The reforms proposed by the EC's justice commissioner Viviane Reding envisage a sliding scale of fines, which would start at €250,000 or up to 0.5% of global turnover for less serious offences.
The proposals count processing sensitive data without an individual's consent as a serious violation and charging a fee for requests from a user for their data as a less serious offence.
UK users would be able to complain to the national data watchdog, the Information Commissioner, no matter where in the world their data is sent, processed or stored.
The proposals also state that where consent is required for data to be processed, it will have to be given explicitly.
People should have easier access to their own data, including the ability to transfer it from one service provider to another and the right to be forgotten – the ability to request their data is deleted if there are no legitimate reasons for retaining it.
Companies would have to notify the Information Commissioner of serious data breaches within 24 hours if feasible.
The Direct Marketing Association is claiming a victory in that today's official draft text does not include the move towards an opt-in-only regime for offline direct marketing, but it warned that the regulation "poses a severe threat to the ability for UK businesses to use data to market their goods and services to consumers".
The proposals will now go to the European Parliament and EU member states (meeting in the council of ministers) for discussion. Once the new regulation has been finalised, it will be enforceable in all member states after two years.
Chris Combemale, executive director of the DMA, said: "This is just the start of a long process before the regulation comes into law. We'll be conducting research to assess the economic impact of the regulation on the multibillion-pound direct marketing industry, so that we can put a strong case to the lawmakers at every stage to ensure that there are no detrimental consequences for the industry.

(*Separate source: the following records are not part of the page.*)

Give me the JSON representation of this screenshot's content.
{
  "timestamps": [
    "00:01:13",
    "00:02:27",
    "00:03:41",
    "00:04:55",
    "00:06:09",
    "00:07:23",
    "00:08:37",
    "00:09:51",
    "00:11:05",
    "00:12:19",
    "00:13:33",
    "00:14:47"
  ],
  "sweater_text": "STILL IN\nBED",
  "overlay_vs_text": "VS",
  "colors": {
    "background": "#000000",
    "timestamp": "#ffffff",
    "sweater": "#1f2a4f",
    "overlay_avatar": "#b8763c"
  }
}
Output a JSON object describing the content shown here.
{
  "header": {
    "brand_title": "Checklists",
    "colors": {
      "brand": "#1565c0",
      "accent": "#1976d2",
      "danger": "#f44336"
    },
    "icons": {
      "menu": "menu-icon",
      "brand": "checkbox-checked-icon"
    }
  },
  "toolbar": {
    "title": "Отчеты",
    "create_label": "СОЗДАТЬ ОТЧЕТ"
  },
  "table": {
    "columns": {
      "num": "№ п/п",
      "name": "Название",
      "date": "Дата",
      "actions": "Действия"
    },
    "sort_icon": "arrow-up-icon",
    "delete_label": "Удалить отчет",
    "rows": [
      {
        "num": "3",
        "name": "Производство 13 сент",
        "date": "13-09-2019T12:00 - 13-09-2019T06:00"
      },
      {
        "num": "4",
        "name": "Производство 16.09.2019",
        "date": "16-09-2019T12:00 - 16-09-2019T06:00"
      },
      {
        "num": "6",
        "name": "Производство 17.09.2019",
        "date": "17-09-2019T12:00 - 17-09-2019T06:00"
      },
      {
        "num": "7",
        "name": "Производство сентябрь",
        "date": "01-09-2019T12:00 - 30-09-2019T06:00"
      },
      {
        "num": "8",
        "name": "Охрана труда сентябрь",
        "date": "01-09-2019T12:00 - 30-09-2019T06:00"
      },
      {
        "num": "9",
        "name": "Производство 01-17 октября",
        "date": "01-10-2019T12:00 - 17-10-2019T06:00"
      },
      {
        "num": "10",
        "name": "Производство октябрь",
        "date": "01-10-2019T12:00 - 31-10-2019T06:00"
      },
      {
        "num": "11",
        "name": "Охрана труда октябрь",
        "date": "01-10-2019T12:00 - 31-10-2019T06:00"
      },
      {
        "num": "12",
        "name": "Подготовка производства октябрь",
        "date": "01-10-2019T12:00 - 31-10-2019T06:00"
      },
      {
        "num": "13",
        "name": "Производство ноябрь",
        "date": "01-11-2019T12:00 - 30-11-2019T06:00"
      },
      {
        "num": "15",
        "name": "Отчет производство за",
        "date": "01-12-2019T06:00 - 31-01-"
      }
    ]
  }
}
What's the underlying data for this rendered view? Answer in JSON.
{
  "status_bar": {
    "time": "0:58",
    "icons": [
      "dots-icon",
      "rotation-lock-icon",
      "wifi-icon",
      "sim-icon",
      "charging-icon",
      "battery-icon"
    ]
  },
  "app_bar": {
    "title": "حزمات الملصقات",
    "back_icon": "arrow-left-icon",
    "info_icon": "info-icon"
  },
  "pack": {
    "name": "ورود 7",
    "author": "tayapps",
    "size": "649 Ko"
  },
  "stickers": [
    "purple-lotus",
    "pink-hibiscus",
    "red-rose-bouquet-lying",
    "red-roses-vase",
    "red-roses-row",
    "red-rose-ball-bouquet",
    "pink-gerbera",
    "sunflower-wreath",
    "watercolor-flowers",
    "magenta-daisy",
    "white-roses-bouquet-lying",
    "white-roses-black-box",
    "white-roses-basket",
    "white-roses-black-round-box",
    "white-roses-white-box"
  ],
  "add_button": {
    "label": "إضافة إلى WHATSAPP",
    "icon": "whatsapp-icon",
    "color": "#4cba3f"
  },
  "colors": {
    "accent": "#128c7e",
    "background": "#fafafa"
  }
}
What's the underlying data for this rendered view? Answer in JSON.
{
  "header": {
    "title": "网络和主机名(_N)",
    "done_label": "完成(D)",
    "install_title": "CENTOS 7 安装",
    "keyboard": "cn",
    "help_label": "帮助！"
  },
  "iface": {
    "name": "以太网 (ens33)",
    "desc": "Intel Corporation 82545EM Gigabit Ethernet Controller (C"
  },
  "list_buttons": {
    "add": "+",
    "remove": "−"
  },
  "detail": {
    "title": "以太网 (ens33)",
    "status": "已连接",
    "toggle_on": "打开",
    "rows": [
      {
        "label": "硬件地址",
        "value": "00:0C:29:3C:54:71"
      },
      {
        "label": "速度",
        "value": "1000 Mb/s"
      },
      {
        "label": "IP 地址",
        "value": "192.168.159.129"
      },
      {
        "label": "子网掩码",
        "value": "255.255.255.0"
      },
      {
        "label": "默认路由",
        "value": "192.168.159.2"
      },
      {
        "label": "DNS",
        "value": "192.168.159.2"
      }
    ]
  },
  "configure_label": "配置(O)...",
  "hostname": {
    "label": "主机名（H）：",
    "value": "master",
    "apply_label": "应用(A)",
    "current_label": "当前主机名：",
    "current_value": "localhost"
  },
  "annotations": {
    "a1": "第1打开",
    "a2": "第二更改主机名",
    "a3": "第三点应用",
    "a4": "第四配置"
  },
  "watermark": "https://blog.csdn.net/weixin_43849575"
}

"We fully appreciate the need for data protection rules to be in place to build consumer trust in sharing their information with companies, but getting this balance wrong will have terrible financial consequences to UK plc."
One of the DMA's concerns is that the current draft is unclear on the point that the use of suppression files, which are used to allow consumers to opt-out of the use of their data for marketing purposes, will be exempt from the "right to be forgotten".
Eduardo Ustaran, partner and head of the European data protection team at law firm Field Fisher Waterhouse, said: "The proposed legislation is the most radical global attempt ever to regulate the increasing exploitation of personal information.
"The extra-territorial reach of the new law is clearly targeted at companies operating on the internet and interacting with EU residents and is aimed at shaking up the way in which they tackle privacy issues. In particular, technology service providers outside the EU will face a whole range of new obligations.
"However, this is by no means the end of the road. My expectation is that 2012 will be a crucial year to influence the outcome of the new law, and policy makers will be looking for input from all key stakeholders."
James Mullock, head of data privacy at law firm Osborne Clarke, questioned Reding's claim that the new rules would save EU companies €2.3bn (by replacing a patchwork of rules in 27 countries).
He said: "Data privacy is an important individual freedom, and clearly it is important that the current law is updated. But it is fatuous that complying with the rules will actually save companies money. On the contrary, these measures are likely to cost EU businesses billions to implement and even more to maintain on an ongoing basis."